Vortex AGI Tutorials - PicEdit
The Editor Screen
OK, I think we're ready to explore the editor screen. Bring up the menu and choose New Picture to get back to the blank screen we started with. The Editor Screen consists of the following:
- The status line
- Tool: (Line, Pen, Step, Fill, Brush, or nothing)
- V: Current visual color (o = off, 0-15 each represent the corresponding color on the palette)
- P: Current priority color (o = off, 0-15 each represent the corresponding color on the palette)
- X: Current X position of mouse cursor
- Y: Current Y position of mouse cursor
- Pri: Priority band that corresponds to the current Y position. (We'll discuss priority bands later)
The PICTURE surface (currently a white screen)
- The Tool interface
- Tool buttons (Line, Pen, Step, Fill, and Brush)
- Palette buttons (16 colors)
- Off button
- Brush state interface
- Navigation buttons
- Buffer position edit field
- Delete button
- Buffer contents display field
Let's discuss each of the tool interface's components in detail.
The Tool Buttons
|Line: This tool draws a line from one point to any other point on the screen. Once you click on the picture surface, a virtual line follows the mouse cursor until you click on the next point. This will continue until you press the right hand mouse button on the picture surface, which turns off the tool.|
|Pen||Pen: The pen tool operates very much like the line tool except that it has a restriction on the length of the line which is reflected by the fact that the virtual line will only follow the cursor to its boundary. Right clicking turns the tool off as was mentioned for line above.|
|Step: A unique tool which makes it very easy to draw 'steps'. Initially, you have a choice of going vertically OR horizontally, but once that first click is made, you must continue perpendicularly to the first line. Right clicking turns the tool off.|
|Fill: Pretty self explanatory. But I should mention that this only works on over white areas of the screen (or red areas on the priority screen). In other words, you can't replace one color with another using fill. Right clicking on the picture surface once again turns the tool off.|
|Brush: This tool is the most complicated. An artist will set up the desired brush characteristics with the brush state interface, select the brush tool, and then start using it (not necessarily in that order). You can change the brush characteristics during use, as well, making this tool quite versatile. Once again, right clicking on the picture surface disables the tool.|
|A brief note on tools:|
If you have a tool selected, start using that tool, and then change the color, there is no need to reselect the tool. Whatever is shown on the status line will be used again when you click on the picture surface.

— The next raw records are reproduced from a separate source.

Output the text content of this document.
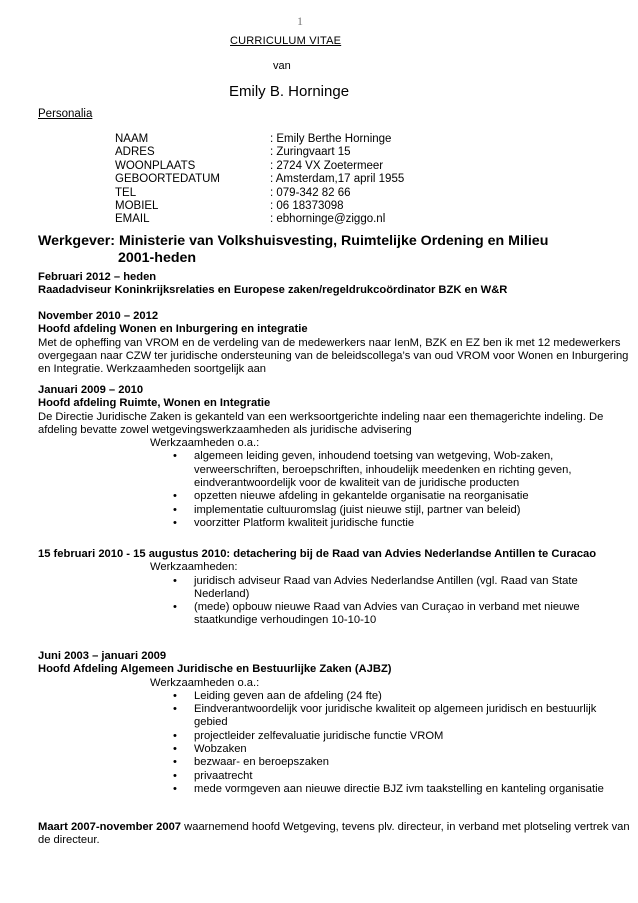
1
CURRICULUM VITAE
van
Emily B. Horninge
Personalia
NAAM	: Emily Berthe Horninge
ADRES	: Zuringvaart 15
WOONPLAATS	: 2724 VX Zoetermeer
GEBOORTEDATUM	: Amsterdam,17 april 1955
TEL	: 079-342 82 66
MOBIEL	: 06 18373098
EMAIL	: ebhorninge@ziggo.nl
Werkgever: Ministerie van Volkshuisvesting, Ruimtelijke Ordening en Milieu
2001-heden

Februari 2012 – heden

Raadadviseur Koninkrijksrelaties en Europese zaken/regeldrukcoördinator BZK en W&R

November 2010 – 2012

Hoofd afdeling Wonen en Inburgering en integratie

Met de opheffing van VROM en de verdeling van de medewerkers naar IenM, BZK en EZ ben ik met 12 medewerkers overgegaan naar CZW ter juridische ondersteuning van de beleidscollega’s van oud VROM voor Wonen en Inburgering en Integratie. Werkzaamheden soortgelijk aan

Januari 2009 – 2010

Hoofd afdeling Ruimte, Wonen en Integratie

De Directie Juridische Zaken is gekanteld van een werksoortgerichte indeling naar een themagerichte indeling. De afdeling bevatte zowel wetgevingswerkzaamheden als juridische advisering

Werkzaamheden o.a.:

• algemeen leiding geven, inhoudend toetsing van wetgeving, Wob-zaken, verweerschriften, beroepschriften, inhoudelijk meedenken en richting geven, eindverantwoordelijk voor de kwaliteit van de juridische producten
• opzetten nieuwe afdeling in gekantelde organisatie na reorganisatie
• implementatie cultuuromslag (juist nieuwe stijl, partner van beleid)
• voorzitter Platform kwaliteit juridische functie

15 februari 2010 - 15 augustus 2010: detachering bij de Raad van Advies Nederlandse Antillen te Curacao

Werkzaamheden:

• juridisch adviseur Raad van Advies Nederlandse Antillen (vgl. Raad van State Nederland)
• (mede) opbouw nieuwe Raad van Advies van Curaçao in verband met nieuwe staatkundige verhoudingen 10-10-10

Juni 2003 – januari 2009

Hoofd Afdeling Algemeen Juridische en Bestuurlijke Zaken (AJBZ)

Werkzaamheden o.a.:

• Leiding geven aan de afdeling (24 fte)
• Eindverantwoordelijk voor juridische kwaliteit op algemeen juridisch en bestuurlijk gebied
• projectleider zelfevaluatie juridische functie VROM
• Wobzaken
• bezwaar- en beroepszaken
• privaatrecht
• mede vormgeven aan nieuwe directie BJZ ivm taakstelling en kanteling organisatie

Maart 2007-november 2007 waarnemend hoofd Wetgeving, tevens plv. directeur, in verband met plotseling vertrek van de directeur.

|The Palette Buttons: Are used to change visual and priority colors. Left clicking on the palette bar changes the visual color; right clicking on the palette bar changes the priority color.|
|The Off Button: Is directly related to the palette buttons. Left clicking the off button disables visual drawing, right clicking the off button disables priority drawing. You can think of the off button as an invisible palette color. Usually the off button is used to turn off one of the colors so that work can be done on only one of the screens.|
|The Brush State Interface: This was briefly mentioned in the brush tool section. It allows you to select the size of the brush (with the up and down arrows), set the shape of the brush (either square or circle), and set whether it is solid or a spray. The brush state interface lies between the off button and the navigation buttons. When the brush tool is used, the state shown by this interface is what is used.|
|The Navigation Buttons and Buffer Position Edit Field: The navigation buttons allow the artist to navigate backwards and forwards through the picture code action by action. The four navigation buttons operate as follows:
Home (<<): This button takes you to the start of the picture code.

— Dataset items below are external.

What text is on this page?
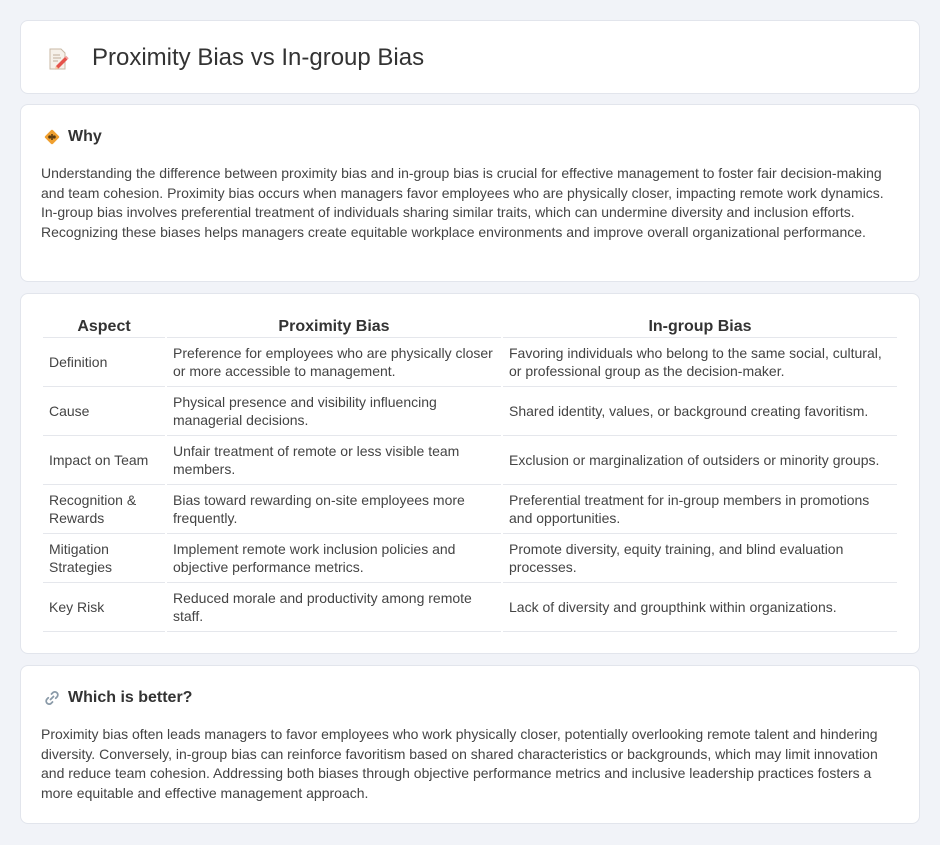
Proximity Bias vs In-group Bias
Why

Understanding the difference between proximity bias and in-group bias is crucial for effective management to foster fair decision-making and team cohesion. Proximity bias occurs when managers favor employees who are physically closer, impacting remote work dynamics. In-group bias involves preferential treatment of individuals sharing similar traits, which can undermine diversity and inclusion efforts. Recognizing these biases helps managers create equitable workplace environments and improve overall organizational performance.

Aspect	Proximity Bias	In-group Bias
Definition	Preference for employees who are physically closer or more accessible to management.	Favoring individuals who belong to the same social, cultural, or professional group as the decision-maker.
Cause	Physical presence and visibility influencing managerial decisions.	Shared identity, values, or background creating favoritism.
Impact on Team	Unfair treatment of remote or less visible team members.	Exclusion or marginalization of outsiders or minority groups.
Recognition & Rewards	Bias toward rewarding on-site employees more frequently.	Preferential treatment for in-group members in promotions and opportunities.
Mitigation Strategies	Implement remote work inclusion policies and objective performance metrics.	Promote diversity, equity training, and blind evaluation processes.
Key Risk	Reduced morale and productivity among remote staff.	Lack of diversity and groupthink within organizations.
Which is better?

Proximity bias often leads managers to favor employees who work physically closer, potentially overlooking remote talent and hindering diversity. Conversely, in-group bias can reinforce favoritism based on shared characteristics or backgrounds, which may limit innovation and reduce team cohesion. Addressing both biases through objective performance metrics and inclusive leadership practices fosters a more equitable and effective management approach.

As the navigation buttons are used, the picture surface reflects where you are since it only draws up to the point that you are at in the buffer. The value in the buffer position edit field will also change. This field contains the data used to create the picture code. Understanding this data is not necessary to create pictures, so I am not including much detail in this tutorial. To learn more about the buffer position edit field, you can read the documentation that Lance Ewing included with PicEdit.
The navigation buttons and buffer position edit field allow you to go back and make changes to existing data or insert something that you forgot to draw. As we shall see by the next section, in combination with the delete button, these features can be very powerful.
|The Delete Button: The delete button is a very powerful tool which allows you to delete any actions in which you made a mistake. Used with the navigation buttons, you can "back up" to just before the action in which your mistake occurred, and push the delete button. Warning!! This will delete the whole action. That means that if the mistake is only in part of the action, you will have to redraw the whole action to fix it up. It is probably a good idea to split big actions up into smaller segments because of this.|
|The Buffer Contents Display Field: This field displays the data in the picture code. As I mentioned before, knowledge of this data is not necessary, but you can read more about it in the documentation included with PicEdit. You can also use the "View Data" option in the menu system to look at the data currently in the picture code buffer.|
Exercise 1.2 My First Picture
Now that you have a basic understanding of the tools that PicEdit uses, I would encourage you to try them out. It may take a little practice, but you'll get the hang of it. You can also try editing other AGI pictures. One fun trick is to use the navigation buttons to back up to just before a fill, and select a different color. This is a great way to experiment with what looks good.